Cowboy Poetry Matters
From Abilene to the Mainstream
McDowell titles his collection with a straight face, and bolsters its contention with sobersided essays by Dana Gioia, Paul Zarzyski, Nancy McClelland and Kathy Ogren—but most people who pick up this book will want to let the poems themselves make their case. McDowell peppers a generous selection of poems by real cowboys (Zarzyski, Buck Ramsey, Wallace McCrae) and ranch women (Virginia Bennett, Linda Hussa) with work by horse-loving poets like Linda McCarriston, Maxine Kumin and Liam Rector. The work of the interlopers does stand out: you won’t catch McCrae writing “I proffer up the dire smidgeon,” as Rector does, and the poets who celebrate the cowboy life are mining different territory from what Linda McCarriston plumbs in “Le Coursier de Jeanne d’Arc.” No matter: McDowell is trying to show where Cowboy poetry (which he always capitalizes) intersects poetry’s mainstream.

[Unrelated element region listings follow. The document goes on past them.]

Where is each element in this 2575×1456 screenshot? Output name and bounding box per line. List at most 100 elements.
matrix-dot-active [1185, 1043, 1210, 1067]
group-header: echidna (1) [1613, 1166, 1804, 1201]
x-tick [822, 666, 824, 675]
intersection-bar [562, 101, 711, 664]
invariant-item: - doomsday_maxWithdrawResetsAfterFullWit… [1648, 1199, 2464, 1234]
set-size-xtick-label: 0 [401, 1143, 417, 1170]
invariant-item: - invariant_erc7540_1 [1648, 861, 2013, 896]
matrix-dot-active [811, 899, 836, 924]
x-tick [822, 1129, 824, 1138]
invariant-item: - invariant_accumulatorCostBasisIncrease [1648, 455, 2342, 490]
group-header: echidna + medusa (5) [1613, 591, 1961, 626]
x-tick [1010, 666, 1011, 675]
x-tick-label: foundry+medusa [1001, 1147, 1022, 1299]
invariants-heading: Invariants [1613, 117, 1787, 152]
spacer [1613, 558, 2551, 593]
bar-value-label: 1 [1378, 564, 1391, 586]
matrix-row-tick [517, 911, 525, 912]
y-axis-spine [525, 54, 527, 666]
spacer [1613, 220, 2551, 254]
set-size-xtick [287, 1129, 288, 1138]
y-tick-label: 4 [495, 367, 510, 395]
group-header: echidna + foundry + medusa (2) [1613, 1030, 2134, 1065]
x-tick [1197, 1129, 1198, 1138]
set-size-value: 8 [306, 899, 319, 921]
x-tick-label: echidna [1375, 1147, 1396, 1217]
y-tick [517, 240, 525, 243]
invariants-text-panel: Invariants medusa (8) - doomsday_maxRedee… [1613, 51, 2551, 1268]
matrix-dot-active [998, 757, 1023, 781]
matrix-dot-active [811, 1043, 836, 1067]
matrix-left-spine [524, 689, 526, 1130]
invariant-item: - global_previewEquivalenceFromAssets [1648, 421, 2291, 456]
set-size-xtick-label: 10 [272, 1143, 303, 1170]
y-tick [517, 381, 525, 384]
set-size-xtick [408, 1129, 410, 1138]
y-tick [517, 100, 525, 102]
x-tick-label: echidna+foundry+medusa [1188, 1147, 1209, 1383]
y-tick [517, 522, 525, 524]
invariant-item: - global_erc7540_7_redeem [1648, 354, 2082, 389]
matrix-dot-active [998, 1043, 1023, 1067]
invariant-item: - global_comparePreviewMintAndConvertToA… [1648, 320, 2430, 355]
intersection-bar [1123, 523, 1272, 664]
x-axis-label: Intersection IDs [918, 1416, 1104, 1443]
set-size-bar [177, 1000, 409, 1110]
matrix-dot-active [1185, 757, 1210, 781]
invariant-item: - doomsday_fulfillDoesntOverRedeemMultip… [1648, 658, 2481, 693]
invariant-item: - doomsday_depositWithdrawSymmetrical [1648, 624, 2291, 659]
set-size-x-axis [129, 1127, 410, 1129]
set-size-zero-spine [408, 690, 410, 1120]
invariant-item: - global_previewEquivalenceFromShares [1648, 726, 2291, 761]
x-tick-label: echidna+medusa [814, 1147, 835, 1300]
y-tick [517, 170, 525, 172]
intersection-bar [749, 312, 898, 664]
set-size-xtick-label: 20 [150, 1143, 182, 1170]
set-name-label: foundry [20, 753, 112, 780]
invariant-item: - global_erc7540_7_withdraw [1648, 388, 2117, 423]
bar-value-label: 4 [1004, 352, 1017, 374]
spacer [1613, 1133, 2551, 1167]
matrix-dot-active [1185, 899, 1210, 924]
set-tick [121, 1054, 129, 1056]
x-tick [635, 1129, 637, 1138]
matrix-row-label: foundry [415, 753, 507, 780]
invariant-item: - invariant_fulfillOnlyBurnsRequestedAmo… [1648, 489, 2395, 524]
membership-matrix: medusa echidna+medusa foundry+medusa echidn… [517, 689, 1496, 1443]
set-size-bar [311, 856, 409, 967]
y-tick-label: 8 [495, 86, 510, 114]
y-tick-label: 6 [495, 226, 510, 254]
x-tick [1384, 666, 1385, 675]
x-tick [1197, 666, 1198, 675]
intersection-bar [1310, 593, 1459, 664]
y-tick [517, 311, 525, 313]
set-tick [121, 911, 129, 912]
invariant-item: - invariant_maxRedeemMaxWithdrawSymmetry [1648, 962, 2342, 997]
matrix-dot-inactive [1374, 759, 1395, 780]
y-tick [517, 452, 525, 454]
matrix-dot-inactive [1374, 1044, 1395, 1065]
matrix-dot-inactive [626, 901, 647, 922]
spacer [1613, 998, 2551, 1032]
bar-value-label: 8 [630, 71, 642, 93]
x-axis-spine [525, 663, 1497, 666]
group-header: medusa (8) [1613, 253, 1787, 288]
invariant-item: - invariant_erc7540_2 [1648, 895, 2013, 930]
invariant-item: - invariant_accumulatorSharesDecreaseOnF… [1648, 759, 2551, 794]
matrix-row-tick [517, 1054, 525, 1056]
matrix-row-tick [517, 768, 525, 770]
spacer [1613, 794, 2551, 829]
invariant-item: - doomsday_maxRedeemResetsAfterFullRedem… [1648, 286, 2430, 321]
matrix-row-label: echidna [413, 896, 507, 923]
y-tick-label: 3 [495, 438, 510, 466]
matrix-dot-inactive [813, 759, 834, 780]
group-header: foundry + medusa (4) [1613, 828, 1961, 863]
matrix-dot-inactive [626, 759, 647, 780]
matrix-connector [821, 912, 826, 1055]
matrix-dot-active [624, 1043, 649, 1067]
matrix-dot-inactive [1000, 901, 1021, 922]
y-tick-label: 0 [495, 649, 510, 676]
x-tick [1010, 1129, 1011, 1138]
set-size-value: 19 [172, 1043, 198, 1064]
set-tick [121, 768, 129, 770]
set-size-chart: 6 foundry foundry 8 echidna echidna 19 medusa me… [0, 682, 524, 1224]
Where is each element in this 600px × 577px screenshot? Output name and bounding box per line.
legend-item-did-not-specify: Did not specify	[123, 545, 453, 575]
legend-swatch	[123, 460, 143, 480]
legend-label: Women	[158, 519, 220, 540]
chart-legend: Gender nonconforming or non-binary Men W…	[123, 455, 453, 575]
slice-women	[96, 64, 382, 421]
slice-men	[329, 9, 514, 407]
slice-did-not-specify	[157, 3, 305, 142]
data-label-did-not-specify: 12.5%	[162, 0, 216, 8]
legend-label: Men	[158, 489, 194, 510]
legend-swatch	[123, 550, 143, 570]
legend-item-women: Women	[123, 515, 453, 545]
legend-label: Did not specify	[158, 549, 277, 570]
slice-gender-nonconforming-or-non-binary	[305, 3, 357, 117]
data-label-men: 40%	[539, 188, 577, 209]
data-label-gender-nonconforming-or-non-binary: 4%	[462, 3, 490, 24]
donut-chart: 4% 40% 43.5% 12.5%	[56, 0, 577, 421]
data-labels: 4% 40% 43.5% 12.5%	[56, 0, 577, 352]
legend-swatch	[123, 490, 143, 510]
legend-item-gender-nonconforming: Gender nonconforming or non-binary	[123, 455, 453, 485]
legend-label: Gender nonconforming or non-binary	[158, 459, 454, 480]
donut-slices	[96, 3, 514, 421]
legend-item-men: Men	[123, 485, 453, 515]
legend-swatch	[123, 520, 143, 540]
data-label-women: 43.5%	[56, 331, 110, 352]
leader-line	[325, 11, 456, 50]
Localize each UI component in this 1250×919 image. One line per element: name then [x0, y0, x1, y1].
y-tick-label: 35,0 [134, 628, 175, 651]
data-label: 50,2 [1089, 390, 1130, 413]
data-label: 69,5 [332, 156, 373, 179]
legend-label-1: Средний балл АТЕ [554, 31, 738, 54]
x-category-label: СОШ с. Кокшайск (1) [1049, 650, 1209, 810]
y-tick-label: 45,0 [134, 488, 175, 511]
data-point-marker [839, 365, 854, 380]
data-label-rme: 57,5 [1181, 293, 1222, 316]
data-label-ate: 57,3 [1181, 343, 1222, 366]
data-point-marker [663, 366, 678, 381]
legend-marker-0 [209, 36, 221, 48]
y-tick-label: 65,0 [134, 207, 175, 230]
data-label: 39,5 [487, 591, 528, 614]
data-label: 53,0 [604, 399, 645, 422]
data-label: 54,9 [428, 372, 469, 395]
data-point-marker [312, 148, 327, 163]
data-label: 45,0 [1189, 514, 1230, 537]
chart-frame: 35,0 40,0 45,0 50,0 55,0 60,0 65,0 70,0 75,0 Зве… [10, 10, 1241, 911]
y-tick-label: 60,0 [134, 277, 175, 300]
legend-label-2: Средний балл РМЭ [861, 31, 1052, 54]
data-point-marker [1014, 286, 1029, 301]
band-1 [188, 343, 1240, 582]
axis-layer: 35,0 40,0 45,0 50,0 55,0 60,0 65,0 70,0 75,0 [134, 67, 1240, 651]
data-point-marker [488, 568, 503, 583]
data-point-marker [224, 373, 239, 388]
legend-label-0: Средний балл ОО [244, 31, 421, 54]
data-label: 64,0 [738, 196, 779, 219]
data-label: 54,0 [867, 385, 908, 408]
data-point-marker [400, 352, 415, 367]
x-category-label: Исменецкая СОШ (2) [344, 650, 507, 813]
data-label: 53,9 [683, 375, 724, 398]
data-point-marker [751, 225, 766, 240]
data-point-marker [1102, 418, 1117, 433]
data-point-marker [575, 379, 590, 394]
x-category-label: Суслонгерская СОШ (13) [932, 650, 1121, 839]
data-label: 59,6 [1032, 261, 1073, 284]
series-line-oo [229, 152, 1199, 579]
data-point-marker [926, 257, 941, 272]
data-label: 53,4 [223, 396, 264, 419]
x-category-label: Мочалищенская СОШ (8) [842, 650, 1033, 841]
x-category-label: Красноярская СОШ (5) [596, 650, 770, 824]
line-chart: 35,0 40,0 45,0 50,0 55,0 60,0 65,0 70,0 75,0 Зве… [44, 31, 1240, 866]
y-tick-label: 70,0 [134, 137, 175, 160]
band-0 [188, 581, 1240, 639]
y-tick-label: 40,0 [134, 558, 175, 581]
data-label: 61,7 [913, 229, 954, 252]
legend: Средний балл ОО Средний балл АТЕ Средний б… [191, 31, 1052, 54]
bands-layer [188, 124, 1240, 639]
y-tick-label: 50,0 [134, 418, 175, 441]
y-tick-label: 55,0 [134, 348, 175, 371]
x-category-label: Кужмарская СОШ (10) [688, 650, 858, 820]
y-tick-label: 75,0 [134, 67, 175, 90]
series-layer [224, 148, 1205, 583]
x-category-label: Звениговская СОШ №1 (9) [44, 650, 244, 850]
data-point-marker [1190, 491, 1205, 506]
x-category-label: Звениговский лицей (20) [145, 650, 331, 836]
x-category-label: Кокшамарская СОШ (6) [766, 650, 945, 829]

It may well be more suited to the mainstream than most poetry: frequently rhymed, metrical and hilarious, these poems are easily accessible to readers. They celebrate the working life of the cowboy, specific legendary acts and the landscape of the West; they’re not afraid of appearing sentimental about favorite animals or a dying way of life. Not least, they celebrate each other and their genre: Wallace McCrae, poking fun at cowboy poetry’s popularity in “Riders’ Block,” writes, “Damn Zarzyski, Michael Logan,/ Who never lack a theme or slogan/ Or inspiration for a rhyme./ What’s their gimmick? Why’s it I’m/ Stuck here rimrocked, thinking zero,/ When I could be a western hero/ On Western Horseman’s poet’s page?/ A sagebrush rhyming cowboy sage./ My powder’s wet. The well is dry./ Calliope has passed me by.”
Zarzyski offers a definition for cowboy poetry—“the ring and ricochet of lingo off the stirrup bone of the middle ear”—and suggests that his mentor, the poet Richard Hugo, “[would] have loved the language of the horseman—reata, latigo, tapadera, concho, hackamore.” At its best, cowboy poetry riffs on the language and lives of individual and common people whose rural working lifestyle provides the subject matter for a rich body of poetic work. This anthology will help some readers new to cowboy poetry find a place for it alongside more mainstream, but perhaps less traditional, offerings.